En ce qui concerne l’antisémitisme, l’étude a mis les sondé·es face à des affirmations avec lesquelles ils pouvaient ou non être en accord : « les Juifs sont plus attachés à Israël qu’à la France » (52% d’avis positifs) ; « les Juifs sont plus riches que la moyenne des Français » (46%) ; « les Juifs utilisent la Shoah pour défendre leurs intérêts » (44%) ; « les Juifs sont responsables de la mort de Jésus » (23%) ; etc. Sur les 16 affirmations proposées, 46% des sondé·es en validaient au moins six considérée par les auteurs du sondage comme antisémites. Si l’on différenciait par proximité politique, ce chiffre montait à 55% chez les sympathisant·es LFI, proche du RN (52%) mais loin devant les autres forces politiques (le score le moins élevé étant EELV, avec tout de même 29%). De la même manière, les personnes s’identifiant à LFI étaient celles parmi lesquelles on trouvait le plus fort taux de réponses problématiques sur un certain nombre d’autres questions posées ensuite : 44% jugent qu’on en fait trop avec la mémoire de la Shoah (35% pour le RN ; 18% pour EELV ; etc.) et 20% estiment que le départ de certain·es Juif·ves serait « plutôt une bonne chose pour la France » (15% pour le RN).
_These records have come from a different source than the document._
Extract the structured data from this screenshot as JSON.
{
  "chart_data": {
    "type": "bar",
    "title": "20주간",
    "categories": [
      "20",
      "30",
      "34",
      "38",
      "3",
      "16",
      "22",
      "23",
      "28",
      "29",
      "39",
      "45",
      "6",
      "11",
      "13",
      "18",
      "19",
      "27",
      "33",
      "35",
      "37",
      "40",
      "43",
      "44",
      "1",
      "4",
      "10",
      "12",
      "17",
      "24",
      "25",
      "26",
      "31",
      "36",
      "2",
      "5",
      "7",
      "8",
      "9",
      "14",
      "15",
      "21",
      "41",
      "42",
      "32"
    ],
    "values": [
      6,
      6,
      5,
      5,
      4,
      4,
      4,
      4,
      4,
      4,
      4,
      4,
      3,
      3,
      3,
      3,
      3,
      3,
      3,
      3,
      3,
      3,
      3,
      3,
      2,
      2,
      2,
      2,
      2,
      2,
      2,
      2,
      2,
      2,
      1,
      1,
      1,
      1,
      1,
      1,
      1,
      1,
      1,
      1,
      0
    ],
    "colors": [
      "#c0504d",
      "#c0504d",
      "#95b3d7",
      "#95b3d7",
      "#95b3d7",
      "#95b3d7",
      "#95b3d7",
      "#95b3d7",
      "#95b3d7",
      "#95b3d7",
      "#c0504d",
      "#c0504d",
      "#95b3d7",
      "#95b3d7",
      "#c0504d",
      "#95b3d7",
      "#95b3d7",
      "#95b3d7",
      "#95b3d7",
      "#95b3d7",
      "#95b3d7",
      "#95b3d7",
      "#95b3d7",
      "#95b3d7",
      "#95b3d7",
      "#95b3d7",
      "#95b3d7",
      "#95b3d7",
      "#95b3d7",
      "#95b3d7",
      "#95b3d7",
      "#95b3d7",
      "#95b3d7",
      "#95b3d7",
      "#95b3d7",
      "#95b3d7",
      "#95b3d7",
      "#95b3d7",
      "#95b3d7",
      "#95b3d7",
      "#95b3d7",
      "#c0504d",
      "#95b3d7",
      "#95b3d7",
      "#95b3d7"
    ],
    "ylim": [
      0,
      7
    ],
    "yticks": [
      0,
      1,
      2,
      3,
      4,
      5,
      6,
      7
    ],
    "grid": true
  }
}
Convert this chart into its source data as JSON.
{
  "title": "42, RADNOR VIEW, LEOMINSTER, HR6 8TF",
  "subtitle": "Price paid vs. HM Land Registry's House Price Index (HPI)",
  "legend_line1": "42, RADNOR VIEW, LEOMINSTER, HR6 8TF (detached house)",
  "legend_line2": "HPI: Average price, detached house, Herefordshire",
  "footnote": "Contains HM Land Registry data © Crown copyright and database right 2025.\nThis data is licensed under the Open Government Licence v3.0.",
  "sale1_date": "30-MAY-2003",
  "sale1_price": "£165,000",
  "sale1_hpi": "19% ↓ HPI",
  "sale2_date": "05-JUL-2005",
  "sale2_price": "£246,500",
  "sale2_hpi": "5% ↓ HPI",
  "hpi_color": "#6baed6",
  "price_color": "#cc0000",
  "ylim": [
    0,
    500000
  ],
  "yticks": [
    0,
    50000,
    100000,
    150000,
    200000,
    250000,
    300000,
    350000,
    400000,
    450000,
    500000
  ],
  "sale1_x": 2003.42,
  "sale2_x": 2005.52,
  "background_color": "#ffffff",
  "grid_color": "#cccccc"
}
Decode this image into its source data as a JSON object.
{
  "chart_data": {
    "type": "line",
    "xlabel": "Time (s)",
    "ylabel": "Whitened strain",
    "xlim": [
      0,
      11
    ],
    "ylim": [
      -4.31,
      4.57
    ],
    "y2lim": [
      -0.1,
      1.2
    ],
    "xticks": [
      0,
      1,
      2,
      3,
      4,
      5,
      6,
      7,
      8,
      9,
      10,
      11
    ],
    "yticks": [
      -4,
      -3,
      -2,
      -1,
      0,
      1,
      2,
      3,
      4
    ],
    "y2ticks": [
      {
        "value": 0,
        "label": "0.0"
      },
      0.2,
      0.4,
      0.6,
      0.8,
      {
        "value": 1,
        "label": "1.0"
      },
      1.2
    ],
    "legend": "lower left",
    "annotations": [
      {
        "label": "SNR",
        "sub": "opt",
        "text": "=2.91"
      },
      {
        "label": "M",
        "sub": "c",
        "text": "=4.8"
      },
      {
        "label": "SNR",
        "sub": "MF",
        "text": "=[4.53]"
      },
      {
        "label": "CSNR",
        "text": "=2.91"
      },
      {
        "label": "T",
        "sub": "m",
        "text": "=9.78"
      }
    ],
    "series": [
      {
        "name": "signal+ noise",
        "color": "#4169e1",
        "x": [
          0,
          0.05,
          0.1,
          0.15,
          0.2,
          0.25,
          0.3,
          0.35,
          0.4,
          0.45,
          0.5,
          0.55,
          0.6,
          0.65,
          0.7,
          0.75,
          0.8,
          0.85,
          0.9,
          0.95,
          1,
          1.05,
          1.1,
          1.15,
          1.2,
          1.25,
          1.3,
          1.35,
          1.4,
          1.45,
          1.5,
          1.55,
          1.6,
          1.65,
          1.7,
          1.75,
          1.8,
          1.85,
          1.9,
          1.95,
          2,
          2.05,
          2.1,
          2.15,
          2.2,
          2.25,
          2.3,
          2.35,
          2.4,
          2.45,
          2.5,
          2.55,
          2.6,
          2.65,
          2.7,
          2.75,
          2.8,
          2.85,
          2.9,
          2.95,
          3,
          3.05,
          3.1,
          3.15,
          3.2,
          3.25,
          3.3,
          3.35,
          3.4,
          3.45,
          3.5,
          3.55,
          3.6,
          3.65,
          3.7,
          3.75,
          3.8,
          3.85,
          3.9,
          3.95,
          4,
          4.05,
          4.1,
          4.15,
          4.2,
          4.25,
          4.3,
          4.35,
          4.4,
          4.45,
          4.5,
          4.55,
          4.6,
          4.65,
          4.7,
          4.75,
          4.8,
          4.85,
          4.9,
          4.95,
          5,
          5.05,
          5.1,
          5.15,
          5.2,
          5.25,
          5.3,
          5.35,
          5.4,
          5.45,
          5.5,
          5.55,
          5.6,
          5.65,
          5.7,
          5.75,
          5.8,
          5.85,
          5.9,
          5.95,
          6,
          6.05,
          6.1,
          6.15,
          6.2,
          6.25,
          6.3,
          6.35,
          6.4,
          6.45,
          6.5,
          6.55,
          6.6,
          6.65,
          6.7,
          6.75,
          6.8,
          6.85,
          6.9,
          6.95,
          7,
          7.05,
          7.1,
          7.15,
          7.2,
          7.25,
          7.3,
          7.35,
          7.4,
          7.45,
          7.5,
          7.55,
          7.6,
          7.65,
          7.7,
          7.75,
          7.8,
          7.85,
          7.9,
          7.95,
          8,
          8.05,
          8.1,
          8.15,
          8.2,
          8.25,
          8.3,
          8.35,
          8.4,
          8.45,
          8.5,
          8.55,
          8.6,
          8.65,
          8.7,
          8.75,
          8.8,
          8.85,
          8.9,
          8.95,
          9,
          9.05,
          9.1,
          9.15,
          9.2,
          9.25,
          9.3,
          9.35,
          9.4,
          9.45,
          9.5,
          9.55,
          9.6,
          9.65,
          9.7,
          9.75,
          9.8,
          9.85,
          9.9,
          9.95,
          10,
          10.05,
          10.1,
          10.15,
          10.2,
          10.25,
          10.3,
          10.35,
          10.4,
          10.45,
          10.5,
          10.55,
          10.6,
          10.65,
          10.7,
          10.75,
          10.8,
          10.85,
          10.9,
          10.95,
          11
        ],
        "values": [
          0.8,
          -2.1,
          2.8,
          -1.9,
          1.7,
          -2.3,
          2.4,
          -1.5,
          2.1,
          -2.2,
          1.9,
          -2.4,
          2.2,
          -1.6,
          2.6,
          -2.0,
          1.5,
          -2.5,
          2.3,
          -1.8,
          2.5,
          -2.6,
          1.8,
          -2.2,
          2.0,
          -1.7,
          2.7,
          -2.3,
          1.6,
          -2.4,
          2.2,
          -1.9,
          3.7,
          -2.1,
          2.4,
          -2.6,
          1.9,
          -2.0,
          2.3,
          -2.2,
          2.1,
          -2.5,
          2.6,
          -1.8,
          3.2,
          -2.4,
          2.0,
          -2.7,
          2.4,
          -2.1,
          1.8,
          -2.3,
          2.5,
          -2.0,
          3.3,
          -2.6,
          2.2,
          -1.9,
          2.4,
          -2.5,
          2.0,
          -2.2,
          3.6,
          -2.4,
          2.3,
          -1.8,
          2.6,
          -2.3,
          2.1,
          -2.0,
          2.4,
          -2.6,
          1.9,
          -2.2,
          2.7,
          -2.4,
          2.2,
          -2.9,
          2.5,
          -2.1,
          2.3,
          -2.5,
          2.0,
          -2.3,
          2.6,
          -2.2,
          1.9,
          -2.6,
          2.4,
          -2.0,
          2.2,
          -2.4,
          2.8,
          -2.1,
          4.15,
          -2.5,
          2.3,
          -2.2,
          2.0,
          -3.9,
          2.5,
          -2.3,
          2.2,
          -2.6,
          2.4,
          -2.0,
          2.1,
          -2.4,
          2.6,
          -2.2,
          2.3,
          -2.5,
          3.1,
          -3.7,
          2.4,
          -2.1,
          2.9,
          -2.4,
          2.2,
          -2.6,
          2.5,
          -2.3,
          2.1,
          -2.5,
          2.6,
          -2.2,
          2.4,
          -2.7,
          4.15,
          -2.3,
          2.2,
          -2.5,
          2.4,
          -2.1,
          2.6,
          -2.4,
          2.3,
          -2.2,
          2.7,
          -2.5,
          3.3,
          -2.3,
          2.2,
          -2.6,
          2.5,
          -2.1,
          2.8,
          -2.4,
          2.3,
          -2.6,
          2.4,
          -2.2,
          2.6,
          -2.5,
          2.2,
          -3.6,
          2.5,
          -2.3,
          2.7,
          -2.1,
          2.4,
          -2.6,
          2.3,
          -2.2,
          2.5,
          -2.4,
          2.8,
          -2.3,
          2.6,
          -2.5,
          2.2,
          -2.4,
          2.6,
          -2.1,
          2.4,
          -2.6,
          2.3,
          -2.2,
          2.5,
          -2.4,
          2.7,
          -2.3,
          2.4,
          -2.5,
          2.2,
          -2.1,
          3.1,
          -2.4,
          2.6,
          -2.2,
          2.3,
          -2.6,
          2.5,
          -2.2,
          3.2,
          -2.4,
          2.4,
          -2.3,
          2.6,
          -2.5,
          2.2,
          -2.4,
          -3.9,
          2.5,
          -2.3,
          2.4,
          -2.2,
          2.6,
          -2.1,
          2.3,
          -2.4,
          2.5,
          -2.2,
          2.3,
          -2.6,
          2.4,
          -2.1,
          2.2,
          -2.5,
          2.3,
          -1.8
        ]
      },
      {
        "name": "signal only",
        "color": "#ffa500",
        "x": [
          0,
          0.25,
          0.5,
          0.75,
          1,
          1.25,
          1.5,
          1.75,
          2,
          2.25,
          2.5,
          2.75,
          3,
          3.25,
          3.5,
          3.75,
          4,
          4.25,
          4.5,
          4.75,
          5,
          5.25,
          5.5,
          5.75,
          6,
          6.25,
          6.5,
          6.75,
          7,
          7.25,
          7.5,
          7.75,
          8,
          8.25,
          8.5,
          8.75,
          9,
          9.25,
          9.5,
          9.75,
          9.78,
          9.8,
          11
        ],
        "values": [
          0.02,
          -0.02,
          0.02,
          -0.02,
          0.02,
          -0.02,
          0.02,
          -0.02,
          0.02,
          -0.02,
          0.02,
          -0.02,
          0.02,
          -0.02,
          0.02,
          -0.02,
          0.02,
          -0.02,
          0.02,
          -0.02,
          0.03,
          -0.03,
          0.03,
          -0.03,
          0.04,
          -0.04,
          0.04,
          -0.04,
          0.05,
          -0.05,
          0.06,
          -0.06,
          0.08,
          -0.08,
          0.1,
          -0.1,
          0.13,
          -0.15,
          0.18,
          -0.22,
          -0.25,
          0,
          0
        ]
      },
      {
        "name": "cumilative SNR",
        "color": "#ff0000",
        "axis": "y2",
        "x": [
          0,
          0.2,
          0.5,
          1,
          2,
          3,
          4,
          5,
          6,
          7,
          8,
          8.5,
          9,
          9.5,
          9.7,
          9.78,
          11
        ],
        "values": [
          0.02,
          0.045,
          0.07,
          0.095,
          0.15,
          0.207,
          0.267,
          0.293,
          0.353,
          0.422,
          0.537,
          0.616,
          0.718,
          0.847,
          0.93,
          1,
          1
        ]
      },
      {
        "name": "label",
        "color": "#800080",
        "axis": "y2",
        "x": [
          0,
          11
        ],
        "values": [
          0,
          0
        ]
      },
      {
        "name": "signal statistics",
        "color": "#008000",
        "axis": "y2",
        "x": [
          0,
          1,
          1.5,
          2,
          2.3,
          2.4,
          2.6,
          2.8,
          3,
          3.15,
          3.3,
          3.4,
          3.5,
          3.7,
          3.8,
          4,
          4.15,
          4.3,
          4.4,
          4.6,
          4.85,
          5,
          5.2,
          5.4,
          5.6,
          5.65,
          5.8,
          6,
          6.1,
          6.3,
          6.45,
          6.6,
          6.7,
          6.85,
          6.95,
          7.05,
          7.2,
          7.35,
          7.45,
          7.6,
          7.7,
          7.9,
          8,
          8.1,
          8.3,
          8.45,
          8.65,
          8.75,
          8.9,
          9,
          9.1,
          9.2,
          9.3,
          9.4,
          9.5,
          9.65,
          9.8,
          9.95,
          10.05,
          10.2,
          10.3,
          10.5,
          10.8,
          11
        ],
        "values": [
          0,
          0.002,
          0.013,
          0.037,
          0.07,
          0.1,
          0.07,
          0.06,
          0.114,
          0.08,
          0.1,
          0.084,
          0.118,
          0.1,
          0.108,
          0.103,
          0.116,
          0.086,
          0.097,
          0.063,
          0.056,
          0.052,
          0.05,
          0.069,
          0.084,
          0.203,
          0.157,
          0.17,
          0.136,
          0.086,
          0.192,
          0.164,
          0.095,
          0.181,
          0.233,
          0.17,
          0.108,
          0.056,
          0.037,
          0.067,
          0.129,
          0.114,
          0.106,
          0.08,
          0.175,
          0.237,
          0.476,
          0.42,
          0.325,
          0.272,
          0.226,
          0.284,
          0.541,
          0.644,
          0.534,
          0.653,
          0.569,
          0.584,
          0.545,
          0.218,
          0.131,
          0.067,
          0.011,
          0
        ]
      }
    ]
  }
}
La suite du sondage est celle ou le biais du commanditaire du sondage ressort le plus. Elle porte sur la perception de l’État, du peuple et du gouvernement israélien (les trois sont différenciés). Ceux-ci sont mal perçus à gauche et mieux vus par les personnes proches de LR, RN et LREM, ce qui semble cohérent si l’on voit la couleur politique de la coalition actuellement au pouvoir en Israël, mais pose question quand à l’identification des citoyen·nes avec leur gouvernement. L’étude continue par des questions portant sur le conflit actuel : la guerre menée par Israël est ici particulièrement bien perçue par la droite, avec un score très élevé pour les sympathisant·es LR : 58% d’entre eux pensent que « la réaction d’Israël dans la bande de Gaza est appropriée » (32% dans la population générale) et 74% estiment que « même si des civils palestiniens sont touchés, il est normal qu’Israël prenne les mesures nécessaires pour se défendre » (43% dans la population générale). Enfin, le sondage se termine par des questions portant spécifiquement sur le RN (qui reste marqué par l’antisémitisme pour 58% des sondé·es) et sur Jean-Luc Mélenchon (dont les déclarations sont antisémites ou contribuent à l’antisémitisme pour 76% des sondé·es).
Sans prendre forcément les résultats au pied de la lettre, un sondage pouvant être orienté, ces chiffres ne nous semblent pas pouvoir être ignorés. D’autant plus qu’ils confirment ce que nous vivons depuis longtemps au sein de notre minorité. Pour nous, les principaux constats de cette étude sont les suivants :
– La diffusion d’une islamophobie, d’une arabophobie et d’une négrophobie massive, particulièrement à droite et à l’extrême-droite
– Un soutien fort accordé par les mêmes forces politiques à la guerre criminelle menée par Israël
– L’existence d’un antisémitisme virulent chez une fraction importante de la population
– Une sur-représentation massive des opinions antisémites parmi les sympathisant·es LFI et RN
Une conclusion s’impose : la mobilisation en solidarité avec les minorités musulmane, noire, arabe, et en solidarité avec le peuple palestinien est nécessaire, ces sujet est loin d’être gagné au sein de la population. Cela passe par la lutte contre la droite et l’extrême-droite, qui sont porteuses des discours les plus réactionnaires en ce domaine. Dans le même temps, il est prioritaire de cesser de faire l’impasse sur la lutte contre l’antisémitisme qui gangrène aujourd’hui nos luttes. Cela fait près de dix ans que JJR dénonce cette contagion, force est d’avouer que le refus d’une partie de la gauche de la prendre en compte n’a fait que l’aggraver. Si les Juif·ves ne se sentent plus représenté·es par la gauche tandis que les antisémites votent pour elle, c’est qu’il y a un problème !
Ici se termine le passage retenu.